Giuliani was referring to Donald Trump Jr.’s initial statement last year about a meeting he had with a Russian lawyer during the presidential campaign.
President Trump personally dictated the first statement his son gave in response to reports of the June 2016 meeting at Trump Tower between Donald Trump Jr., Jared Kushner and Paul Manafort with a Russian lawyer and her associates, senior-level sources told ABC News in 2017.
The Washington Post was the first to report last July that the president dictated the statement that his son and Russian lawyer Natalia Veselnitskaya "primarily discussed a program about the adoption of Russian children" at the meeting.
The statement emphasized that the subject of the meeting was "not a campaign issue at the time," the Post reported.
Trump Jr. later acknowledged that he took the meeting after being told that he would receive damaging information about Hillary Clinton at the meeting.
Reports that the president dictated his son’s initial statement were confirmed in a letter the president's legal team sent to special counsel Robert Mueller. The New York Times obtained and published the Jan. 29 letter on Saturday.
Trump's lawyers write in the letter that the president "dictated a short but accurate response" to The New York Times about the Trump Tower meeting.
Previously, the White House has said that Trump neither dictated nor signed off on the statement about the meeting.
Trump lawyer Jay Sekulow told ABC News in July 2017 that the president had nothing to do with his son's statement.
"The president didn't sign off on anything," Sekulow said on “Good Morning America” at the time. "The statement ... was released by Donald Trump Jr. and, I'm sure, in consultation with his lawyers. The president wasn't involved in that."
White House Press Secretary Sarah Sanders also told reporters in a briefing in August 2017 that “the President weighed in as any father would, based on the limited information that he had,” adding later in the briefing, “He certainly didn’t dictate, but he — like I said, he weighed in, offered suggestion like any father would do.”
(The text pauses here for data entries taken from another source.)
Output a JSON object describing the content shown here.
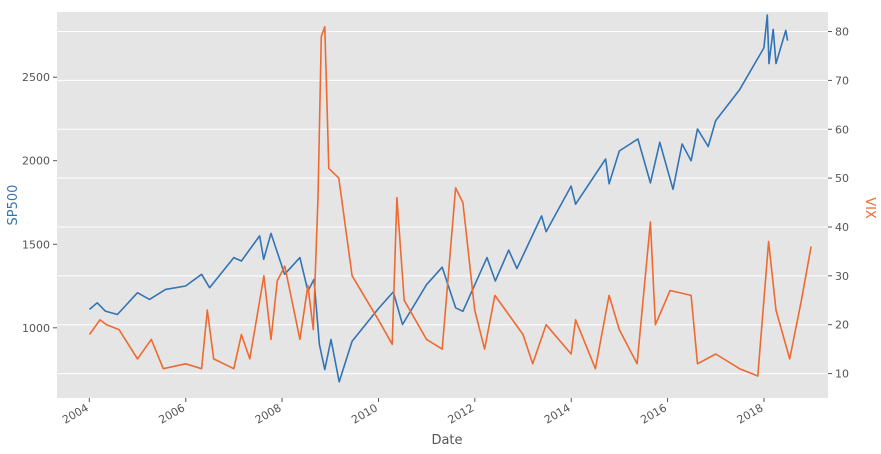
{
  "chart_data": {
    "type": "line",
    "xlabel": "Date",
    "ylabel_left": "SP500",
    "ylabel_right": "VIX",
    "x_range": [
      "2003-05-01",
      "2019-05-01"
    ],
    "x_ticks": [
      "2004",
      "2006",
      "2008",
      "2010",
      "2012",
      "2014",
      "2016",
      "2018"
    ],
    "y_left_ticks": [
      1000,
      1500,
      2000,
      2500
    ],
    "y_left_range": [
      580,
      2890
    ],
    "y_right_ticks": [
      10,
      20,
      30,
      40,
      50,
      60,
      70,
      80
    ],
    "y_right_range": [
      5.0,
      84.0
    ],
    "grid": true,
    "background": "#e5e5e5",
    "colors": {
      "sp500": "#3274b5",
      "vix": "#ee6a30"
    },
    "series": [
      {
        "name": "SP500",
        "axis": "left",
        "points": [
          [
            "2004-01-02",
            1110
          ],
          [
            "2004-03-01",
            1150
          ],
          [
            "2004-05-01",
            1100
          ],
          [
            "2004-08-01",
            1080
          ],
          [
            "2004-12-31",
            1210
          ],
          [
            "2005-04-01",
            1170
          ],
          [
            "2005-08-01",
            1230
          ],
          [
            "2005-12-31",
            1250
          ],
          [
            "2006-05-01",
            1320
          ],
          [
            "2006-07-01",
            1240
          ],
          [
            "2006-12-31",
            1420
          ],
          [
            "2007-02-27",
            1400
          ],
          [
            "2007-07-15",
            1550
          ],
          [
            "2007-08-15",
            1410
          ],
          [
            "2007-10-09",
            1565
          ],
          [
            "2008-01-20",
            1320
          ],
          [
            "2008-05-15",
            1420
          ],
          [
            "2008-07-15",
            1220
          ],
          [
            "2008-08-30",
            1290
          ],
          [
            "2008-10-10",
            900
          ],
          [
            "2008-11-20",
            750
          ],
          [
            "2009-01-06",
            930
          ],
          [
            "2009-03-09",
            677
          ],
          [
            "2009-06-15",
            920
          ],
          [
            "2009-12-31",
            1115
          ],
          [
            "2010-04-23",
            1215
          ],
          [
            "2010-07-02",
            1020
          ],
          [
            "2010-12-31",
            1258
          ],
          [
            "2011-04-29",
            1363
          ],
          [
            "2011-08-08",
            1120
          ],
          [
            "2011-10-03",
            1099
          ],
          [
            "2011-12-31",
            1257
          ],
          [
            "2012-04-02",
            1420
          ],
          [
            "2012-06-04",
            1280
          ],
          [
            "2012-09-14",
            1465
          ],
          [
            "2012-11-15",
            1355
          ],
          [
            "2013-05-21",
            1670
          ],
          [
            "2013-06-24",
            1575
          ],
          [
            "2013-12-31",
            1848
          ],
          [
            "2014-02-03",
            1740
          ],
          [
            "2014-09-18",
            2010
          ],
          [
            "2014-10-15",
            1862
          ],
          [
            "2014-12-31",
            2058
          ],
          [
            "2015-05-21",
            2130
          ],
          [
            "2015-08-24",
            1867
          ],
          [
            "2015-11-03",
            2110
          ],
          [
            "2016-02-11",
            1829
          ],
          [
            "2016-04-20",
            2100
          ],
          [
            "2016-06-27",
            2000
          ],
          [
            "2016-08-15",
            2190
          ],
          [
            "2016-11-04",
            2085
          ],
          [
            "2016-12-31",
            2240
          ],
          [
            "2017-06-30",
            2425
          ],
          [
            "2017-12-31",
            2675
          ],
          [
            "2018-01-26",
            2872
          ],
          [
            "2018-02-08",
            2581
          ],
          [
            "2018-03-12",
            2786
          ],
          [
            "2018-04-02",
            2582
          ],
          [
            "2018-06-15",
            2780
          ],
          [
            "2018-06-29",
            2718
          ]
        ]
      },
      {
        "name": "VIX",
        "axis": "right",
        "points": [
          [
            "2004-01-02",
            18
          ],
          [
            "2004-03-22",
            21
          ],
          [
            "2004-05-10",
            20
          ],
          [
            "2004-08-13",
            19
          ],
          [
            "2004-12-31",
            13
          ],
          [
            "2005-04-15",
            17
          ],
          [
            "2005-07-15",
            11
          ],
          [
            "2005-12-31",
            12
          ],
          [
            "2006-05-01",
            11
          ],
          [
            "2006-06-13",
            23
          ],
          [
            "2006-08-01",
            13
          ],
          [
            "2006-12-31",
            11
          ],
          [
            "2007-02-27",
            18
          ],
          [
            "2007-05-01",
            13
          ],
          [
            "2007-08-16",
            30
          ],
          [
            "2007-10-09",
            17
          ],
          [
            "2007-11-26",
            29
          ],
          [
            "2008-01-22",
            32
          ],
          [
            "2008-05-15",
            17
          ],
          [
            "2008-07-15",
            28
          ],
          [
            "2008-08-25",
            19
          ],
          [
            "2008-09-29",
            46
          ],
          [
            "2008-10-24",
            79
          ],
          [
            "2008-11-20",
            81
          ],
          [
            "2008-12-20",
            52
          ],
          [
            "2009-03-06",
            50
          ],
          [
            "2009-06-15",
            30
          ],
          [
            "2009-12-31",
            21
          ],
          [
            "2010-04-15",
            16
          ],
          [
            "2010-05-20",
            46
          ],
          [
            "2010-07-15",
            25
          ],
          [
            "2010-12-31",
            17
          ],
          [
            "2011-04-29",
            15
          ],
          [
            "2011-08-08",
            48
          ],
          [
            "2011-10-03",
            45
          ],
          [
            "2011-12-31",
            23
          ],
          [
            "2012-03-15",
            15
          ],
          [
            "2012-06-01",
            26
          ],
          [
            "2012-12-31",
            18
          ],
          [
            "2013-03-15",
            12
          ],
          [
            "2013-06-24",
            20
          ],
          [
            "2013-12-31",
            14
          ],
          [
            "2014-02-03",
            21
          ],
          [
            "2014-07-03",
            11
          ],
          [
            "2014-10-15",
            26
          ],
          [
            "2014-12-31",
            19
          ],
          [
            "2015-05-15",
            12
          ],
          [
            "2015-08-24",
            41
          ],
          [
            "2015-10-01",
            20
          ],
          [
            "2016-01-20",
            27
          ],
          [
            "2016-06-27",
            26
          ],
          [
            "2016-08-15",
            12
          ],
          [
            "2016-12-31",
            14
          ],
          [
            "2017-06-30",
            11
          ],
          [
            "2017-11-15",
            9.5
          ],
          [
            "2018-02-05",
            37
          ],
          [
            "2018-04-02",
            23
          ],
          [
            "2018-07-15",
            13
          ],
          [
            "2018-10-11",
            25
          ],
          [
            "2018-12-24",
            36
          ]
        ]
      }
    ]
  }
}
Giuliani told Stephanopoulos on Sunday that the Trump team’s "changing" recollections about the drafting of the statement are an example of why they believe the president should not testify in the Russia investigation, saying “that’s been the danger of being interviewed.”
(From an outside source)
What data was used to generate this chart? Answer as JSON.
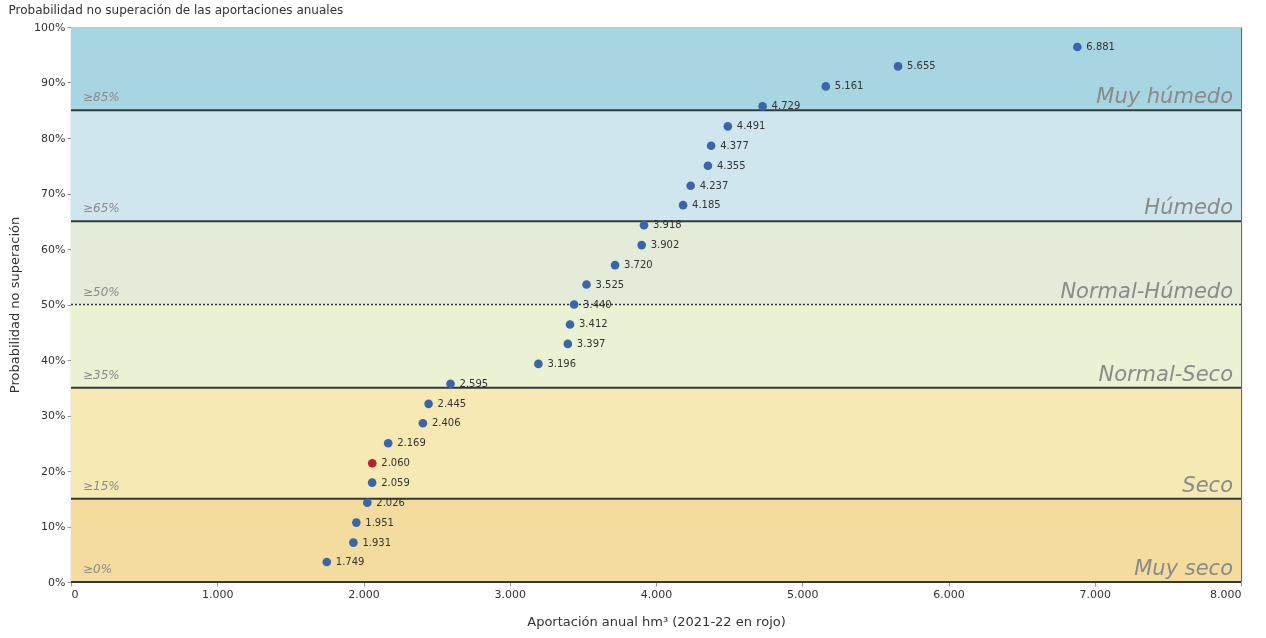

“If I say something wrong on this show… if you were the FBI, my goodness, I’d -- they could prosecute me for the mistake. They’d say of course it was a lie,” Giuliani said.
“Jay [Sekulow] and I want to keep an open mind" about whether Trump should agree to an interview with Mueller," Giuliani added. "I just want to be honest: We're leaning toward not."
Giuliani argued that Mueller doesn't need Trump's testimony. "You've got everything you need; you've got 1.4 million documents, you have 28 witnesses ... You’ve got everything you need, what -- what do you need us for?"